As was evident in many of the comments left by readers on Hemant's post, the cost and inconvenience of travel were probably among the most important reasons for non-attendance that he did not include on his list. It is not realistic for many people to take off work and travel across the country to attend events like this even if they would like to do so.
Hemant briefly mentioned that some have suggested that social justice warriorism might have been a factor in the poor attendance.
(And despite what some are saying online, I don’t believe that an overzealous commitment to “social justice” is to blame for any of this. That’s a red herring.)I did hear something about a recent Thunderf00t video on this subject, but I have not seen it yet. In any case, I think that Hemant is probably correct here. It is difficult to imagine that any such concern would have kept more than a handful of people away who would have attended otherwise. Update: Here are a couple of somewhat different takes on the issue from Justin Vacula and Godless Mom.

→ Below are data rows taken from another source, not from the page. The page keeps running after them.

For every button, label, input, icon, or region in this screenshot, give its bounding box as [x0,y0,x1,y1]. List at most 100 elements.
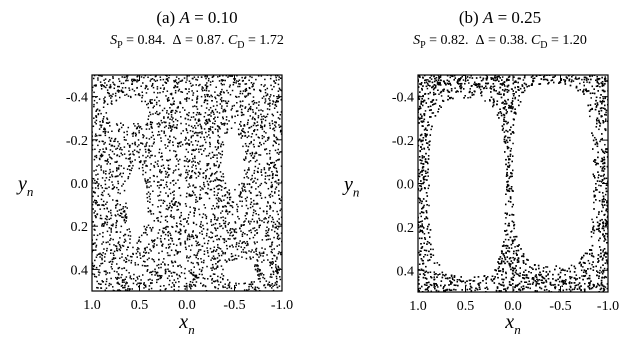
scatter-point [101,257,103,259]
scatter-point [263,136,265,138]
scatter-point [253,146,255,148]
scatter-point [109,79,111,81]
scatter-point [117,168,120,170]
scatter-point [503,253,505,255]
scatter-point [264,148,266,151]
scatter-point [230,255,233,258]
scatter-point [121,175,123,178]
scatter-point [153,166,156,168]
scatter-point [248,285,250,288]
scatter-point [256,270,259,273]
scatter-point [154,268,156,271]
scatter-point [208,177,211,180]
scatter-point [139,94,141,97]
scatter-point [253,172,255,174]
scatter-point [210,251,213,253]
scatter-point [188,80,191,82]
scatter-point [183,225,185,228]
scatter-point [272,285,274,287]
scatter-point [124,238,126,241]
scatter-point [554,279,557,282]
scatter-point [267,284,269,286]
scatter-point [222,109,225,111]
scatter-point [108,195,111,197]
scatter-point [166,204,168,207]
scatter-point [247,119,250,121]
scatter-point [278,126,281,128]
scatter-point [114,257,117,259]
scatter-point [160,263,162,265]
scatter-point [214,128,217,130]
scatter-point [252,116,254,119]
scatter-point [103,207,106,210]
scatter-point [133,149,136,151]
scatter-point [209,84,212,86]
scatter-point [253,203,255,205]
scatter-point [234,222,237,224]
scatter-point [102,130,105,133]
scatter-point [191,153,193,155]
scatter-point [170,249,173,252]
scatter-point [426,217,429,220]
scatter-point [105,241,108,244]
scatter-point [177,168,180,171]
scatter-point [222,79,225,82]
scatter-point [227,238,230,240]
scatter-point [245,95,248,97]
scatter-point [269,276,272,278]
scatter-point [140,282,142,285]
scatter-point [157,232,160,234]
scatter-point [101,262,104,265]
scatter-point [225,75,228,77]
scatter-point [106,103,109,106]
scatter-point [153,220,156,222]
scatter-point [99,154,102,157]
scatter-point [579,82,581,85]
scatter-point [235,82,237,84]
scatter-point [262,255,264,257]
scatter-point [148,285,151,287]
scatter-point [198,111,201,114]
scatter-point [115,204,118,206]
scatter-point [222,238,224,240]
scatter-point [114,207,117,209]
scatter-point [254,265,256,268]
scatter-point [194,194,196,196]
scatter-point [167,138,169,141]
scatter-point [154,274,156,276]
scatter-point [177,238,180,241]
scatter-point [501,84,503,86]
scatter-point [92,144,94,147]
scatter-point [220,107,223,109]
scatter-point [158,133,161,136]
scatter-point [173,80,176,83]
scatter-point [229,234,231,237]
scatter-point [131,78,133,81]
scatter-point [172,120,175,123]
scatter-point [151,273,153,276]
scatter-point [202,284,205,286]
scatter-point [139,125,142,128]
scatter-point [130,259,133,262]
scatter-point [560,79,563,81]
scatter-point [161,155,163,158]
scatter-point [116,199,118,202]
scatter-point [179,194,182,197]
scatter-point [100,153,103,156]
scatter-point [106,201,108,204]
scatter-point [148,195,151,198]
scatter-point [99,233,101,235]
scatter-point [270,220,273,223]
scatter-point [229,196,232,199]
scatter-point [267,229,270,232]
scatter-point [183,77,186,79]
scatter-point [252,236,255,239]
scatter-point [121,90,124,93]
scatter-point [195,148,198,150]
scatter-point [182,218,185,221]
scatter-point [228,75,230,77]
scatter-point [251,249,253,251]
scatter-point [95,238,98,241]
scatter-point [109,140,112,142]
scatter-point [219,92,221,95]
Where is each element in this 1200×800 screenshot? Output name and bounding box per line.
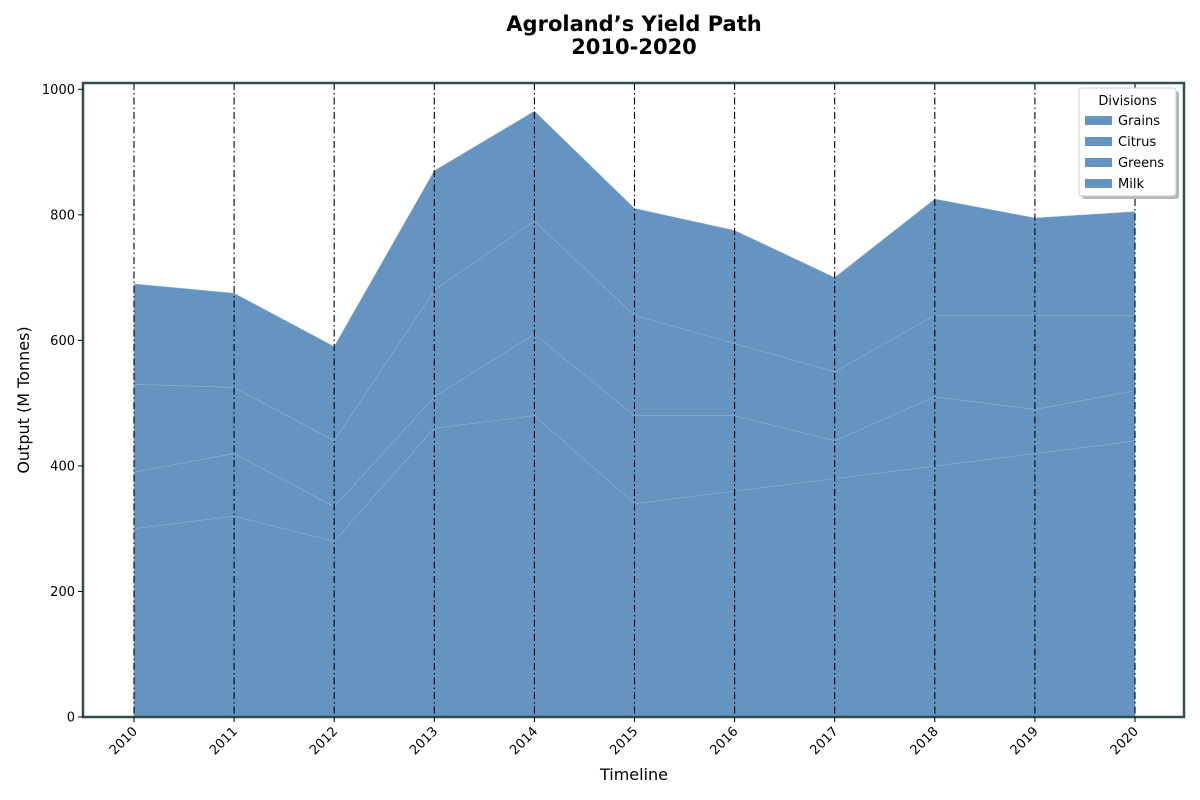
legend: Divisions Grains Citrus Greens Milk [1078, 87, 1179, 199]
x-axis-label: Timeline [599, 765, 668, 784]
legend-label-milk: Milk [1118, 177, 1144, 192]
legend-swatch-greens [1085, 158, 1112, 167]
y-axis: 0 200 400 600 800 1000 [42, 83, 83, 726]
chart-title: Agroland’s Yield Path 2010-2020 [506, 12, 761, 59]
chart-title-line2: 2010-2020 [571, 35, 697, 59]
y-axis-label: Output (M Tonnes) [14, 326, 33, 473]
legend-swatch-citrus [1085, 137, 1112, 146]
y-tick-label: 0 [67, 711, 75, 726]
x-tick-label: 2011 [207, 724, 241, 758]
x-tick-label: 2010 [107, 724, 141, 758]
legend-title: Divisions [1098, 94, 1157, 109]
x-tick-label: 2012 [307, 724, 341, 758]
legend-label-grains: Grains [1118, 114, 1160, 129]
chart-title-line1: Agroland’s Yield Path [506, 12, 761, 36]
legend-swatch-milk [1085, 179, 1112, 188]
legend-label-citrus: Citrus [1118, 135, 1156, 150]
x-axis: 2010 2011 2012 2013 2014 2015 2016 2017 2018 2019… [107, 717, 1142, 758]
y-tick-label: 1000 [42, 83, 75, 98]
y-tick-label: 800 [50, 208, 75, 223]
x-tick-label: 2019 [1008, 724, 1042, 758]
x-tick-label: 2015 [607, 724, 641, 758]
y-tick-label: 600 [50, 334, 75, 349]
gridlines [133, 83, 1136, 717]
y-tick-label: 400 [50, 459, 75, 474]
x-tick-label: 2018 [908, 724, 942, 758]
y-tick-label: 200 [50, 585, 75, 600]
x-tick-label: 2013 [407, 724, 441, 758]
x-tick-label: 2014 [507, 724, 541, 758]
legend-label-greens: Greens [1118, 156, 1164, 171]
plot-frame [81, 81, 1186, 719]
x-tick-label: 2017 [808, 724, 842, 758]
legend-swatch-grains [1085, 116, 1112, 125]
legend-box [1078, 87, 1177, 197]
x-tick-label: 2016 [707, 724, 741, 758]
x-tick-label: 2020 [1108, 724, 1142, 758]
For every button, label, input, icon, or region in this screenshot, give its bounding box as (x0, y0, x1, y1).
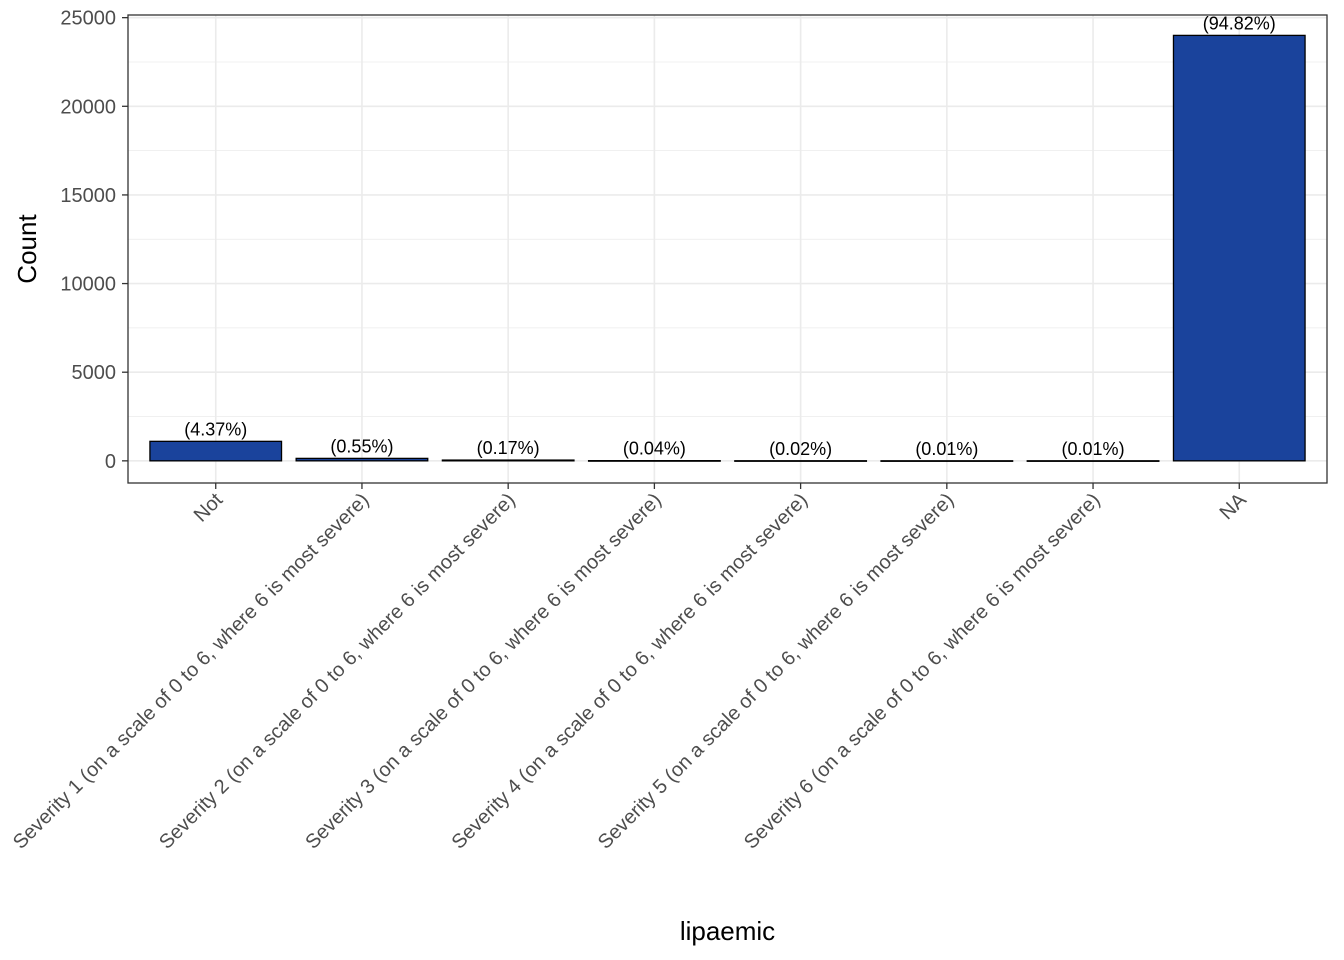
bar (295, 457, 429, 462)
bar-data-label: (0.02%) (769, 439, 832, 459)
bar-data-label: (0.01%) (915, 439, 978, 459)
y-axis-title: Count (12, 214, 42, 284)
y-tick-label: 20000 (60, 96, 116, 118)
y-tick-label: 5000 (72, 362, 117, 384)
data-labels: (4.37%) (0.55%) (0.17%) (0.04%) (0.02%) (0.01… (184, 13, 1276, 458)
y-axis: 0 5000 10000 15000 20000 25000 (60, 8, 128, 473)
bar (880, 460, 1014, 462)
y-tick-label: 25000 (60, 8, 116, 30)
bar-data-label: (0.01%) (1062, 439, 1125, 459)
bar-data-label: (0.04%) (623, 439, 686, 459)
bar (149, 440, 283, 462)
panel-border (127, 14, 1328, 484)
bar (1172, 34, 1306, 462)
bar (587, 460, 721, 462)
grid-minor (128, 61, 1327, 417)
bars (149, 34, 1306, 462)
bar-data-label: (4.37%) (184, 419, 247, 439)
bar (734, 460, 868, 462)
y-tick-label: 15000 (60, 185, 116, 207)
bar (441, 459, 575, 462)
bar-data-label: (0.55%) (330, 436, 393, 456)
bar-data-label: (94.82%) (1203, 13, 1276, 33)
x-axis-title: lipaemic (680, 916, 775, 946)
y-tick-label: 10000 (60, 274, 116, 296)
bar-data-label: (0.17%) (477, 438, 540, 458)
y-tick-label: 0 (105, 451, 116, 473)
bar (1026, 460, 1160, 462)
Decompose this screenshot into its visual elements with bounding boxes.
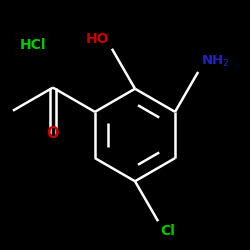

So why didn't I go to this Reason Rally? I did know that it was happening. I suppose I could have afforded to attend it. Although it would have been a particularly difficult time for me to take off work and leave town for a few days, I probably could have managed to do so. So why didn't I?
Like Hemant suggested, I did not feel sufficiently excited about the event to justify the costs and hassles associated with attending it. A few of the speakers would be interesting to hear, but I've already heard them on YouTube. I have no need to meet any of them in person. I think I must have been born without whatever part of the brain is responsible for the desire to fawn over celebrities. Honestly, running around a rally and attempting to take "selfies" next to famous atheists has about as much appeal to me as unnecessary surgery. But the bottom line is that events like this just don't hold much appeal for me these days. I find crowds of people overwhelming enough that I do what I can to avoid them. I'm not sure any slate of prominent atheist speakers would be sufficient to make me want to turn up at one of these things.
Having said that, I can easily understand why events like this are appealing to some people. I think I would have welcomed the opportunity to attend a similar event when I was much younger. It still wouldn't have been because I cared about who was on the stage, but the opportunity to surround myself with atheists would have been very appealing.
Today, the primary appeal for such an event would be the opportunity to meet some of the atheists with whom I have interacted online. I'm not referring to celebrities here but peers. If I was going to attend something like this these days, this is what I would be most interested in.